As human trafficking becomes a priority for governments and more understood by consumers and investors, companies are playing a more active role in uncovering and addressing slave labor in their supply chains. Driven by concerns about increased regulation and consumer and investor push-back, many companies are realizing that involvement from their corporate boards—to build interest in, enact, and enforce policies to mitigate forced labor—is key to ensuring that their brands and profits do not suffer. Corporate boards are tasked with identifying the issues facing a business and dictating policies to mitigate their impact. Boards are unique because they assess these issues while maintaining a careful balance with the interests of the company’s investors and financial success.

As Eccles points out, the failure of company boards to enact policies that eliminate forced labor in supply chains can have devastating consequences. Consumer influence is a key tool for delivering those consequences and should not be overlooked.

Consumer pressure can have a lasting impact on a company’s profits, brand, and morale. Eccles cites industries such as agriculture, food products, and manufacturing as among those most likely to be affected by a strong consumer response to modern slavery.

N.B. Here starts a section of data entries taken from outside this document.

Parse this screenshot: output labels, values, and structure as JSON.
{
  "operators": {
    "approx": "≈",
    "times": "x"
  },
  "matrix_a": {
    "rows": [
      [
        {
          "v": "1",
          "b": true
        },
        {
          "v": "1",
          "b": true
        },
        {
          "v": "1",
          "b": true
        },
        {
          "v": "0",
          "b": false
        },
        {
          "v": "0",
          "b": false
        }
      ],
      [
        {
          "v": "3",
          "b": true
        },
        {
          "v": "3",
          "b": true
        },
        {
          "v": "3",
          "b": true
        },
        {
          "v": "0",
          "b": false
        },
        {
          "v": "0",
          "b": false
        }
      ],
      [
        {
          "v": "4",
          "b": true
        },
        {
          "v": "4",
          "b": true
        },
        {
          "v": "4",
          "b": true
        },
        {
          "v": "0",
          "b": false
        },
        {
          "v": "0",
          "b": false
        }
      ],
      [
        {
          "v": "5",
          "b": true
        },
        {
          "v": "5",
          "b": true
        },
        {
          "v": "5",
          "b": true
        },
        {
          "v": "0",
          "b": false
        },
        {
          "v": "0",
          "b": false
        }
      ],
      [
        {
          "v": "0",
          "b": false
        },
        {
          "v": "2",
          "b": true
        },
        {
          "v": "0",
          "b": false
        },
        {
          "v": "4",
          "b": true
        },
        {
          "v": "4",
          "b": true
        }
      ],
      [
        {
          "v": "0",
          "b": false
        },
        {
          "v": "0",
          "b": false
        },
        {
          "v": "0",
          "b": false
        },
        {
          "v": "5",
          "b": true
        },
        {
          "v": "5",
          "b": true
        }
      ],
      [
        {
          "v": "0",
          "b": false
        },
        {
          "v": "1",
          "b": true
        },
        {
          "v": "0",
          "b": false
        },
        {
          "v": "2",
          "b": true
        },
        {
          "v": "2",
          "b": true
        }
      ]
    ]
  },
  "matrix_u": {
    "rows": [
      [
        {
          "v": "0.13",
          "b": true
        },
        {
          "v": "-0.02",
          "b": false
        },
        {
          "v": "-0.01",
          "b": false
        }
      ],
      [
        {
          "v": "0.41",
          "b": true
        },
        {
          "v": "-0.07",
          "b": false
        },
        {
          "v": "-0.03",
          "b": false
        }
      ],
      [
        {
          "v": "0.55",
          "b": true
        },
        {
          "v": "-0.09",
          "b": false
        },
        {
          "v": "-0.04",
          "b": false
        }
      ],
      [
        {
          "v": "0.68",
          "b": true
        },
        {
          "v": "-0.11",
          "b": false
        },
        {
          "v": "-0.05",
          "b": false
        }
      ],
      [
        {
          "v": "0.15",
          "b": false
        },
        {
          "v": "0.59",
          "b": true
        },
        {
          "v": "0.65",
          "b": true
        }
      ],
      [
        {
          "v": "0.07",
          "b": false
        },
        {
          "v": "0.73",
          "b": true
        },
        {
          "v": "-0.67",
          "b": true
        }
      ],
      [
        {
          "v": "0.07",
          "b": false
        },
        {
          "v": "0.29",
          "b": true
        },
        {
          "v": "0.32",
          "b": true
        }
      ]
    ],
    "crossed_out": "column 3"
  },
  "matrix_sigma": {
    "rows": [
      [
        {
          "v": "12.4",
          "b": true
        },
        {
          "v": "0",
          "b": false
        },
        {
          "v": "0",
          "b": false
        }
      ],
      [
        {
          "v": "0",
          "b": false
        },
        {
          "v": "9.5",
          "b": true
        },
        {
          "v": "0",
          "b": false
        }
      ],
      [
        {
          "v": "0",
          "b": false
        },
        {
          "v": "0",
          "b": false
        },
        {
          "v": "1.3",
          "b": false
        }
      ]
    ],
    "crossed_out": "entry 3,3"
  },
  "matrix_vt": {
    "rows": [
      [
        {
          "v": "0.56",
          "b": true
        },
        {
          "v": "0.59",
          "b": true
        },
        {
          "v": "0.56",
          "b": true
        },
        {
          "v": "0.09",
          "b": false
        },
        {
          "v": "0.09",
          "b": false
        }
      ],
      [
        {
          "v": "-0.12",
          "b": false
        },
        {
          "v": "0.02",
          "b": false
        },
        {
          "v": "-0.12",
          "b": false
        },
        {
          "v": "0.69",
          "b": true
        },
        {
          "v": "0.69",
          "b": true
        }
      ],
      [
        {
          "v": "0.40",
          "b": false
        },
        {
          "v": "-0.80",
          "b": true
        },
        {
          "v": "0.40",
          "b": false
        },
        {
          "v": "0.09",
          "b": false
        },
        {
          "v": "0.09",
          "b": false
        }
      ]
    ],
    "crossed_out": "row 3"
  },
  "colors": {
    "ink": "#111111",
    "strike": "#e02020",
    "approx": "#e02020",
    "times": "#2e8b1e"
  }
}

Of course, more can be done to eliminate forced labor in American companies’ supply chains, but forced labor in complex supply chains is not easy to combat. In our global economy, goods and products often travel through many countries and sectors before being sold, making it easy to be unaware of human trafficking abuses.

To further combat this, some states have begun taking a more aggressive stance to regulate supply chains in addition to already-existing company policies. In California, the Transparency in Supply Chains Act requires companies headquartered or operating in the state to disclose their efforts to eradicate human trafficking. Statewide, approximately 3,200 companies are required to adhere to this law. Failure to do so can lead to fines and greater legal repercussions, both of which could permanently tarnish a brand.

California’s example should be followed on a national scale. Regardless of a business’s anti-trafficking efforts, regulatory bodies should continue to require companies to disclose their policies publicly. Likewise, to effectively solve trafficking in supply chains, laws and policies will have to create a level playing field. Rather than experiencing decreased revenues, companies must be rewarded for increased time and funds spent creating and enforcing robust anti-trafficking policies.

As Eccles points out, eradicating modern slavery cannot be accomplished with one change, but instead requires action by all those able to make real changes. Companies with global supply chains, economic influence, and a direct ability to end worker suffering in their supply chains have that power. Furthermore, consumers should continue to hold company brands responsible for failure to address forced labor. The work already being done by some company boards and consumers across the globe should be applauded.

Companies that have not yet initiated plans to combat trafficking should look to others for an example. Additionally, as consumers both in the United States and around the world, we should strive to reward brands doing the most to eradicate this crime. We must do our part to ensure that we are not providing a market for slavery.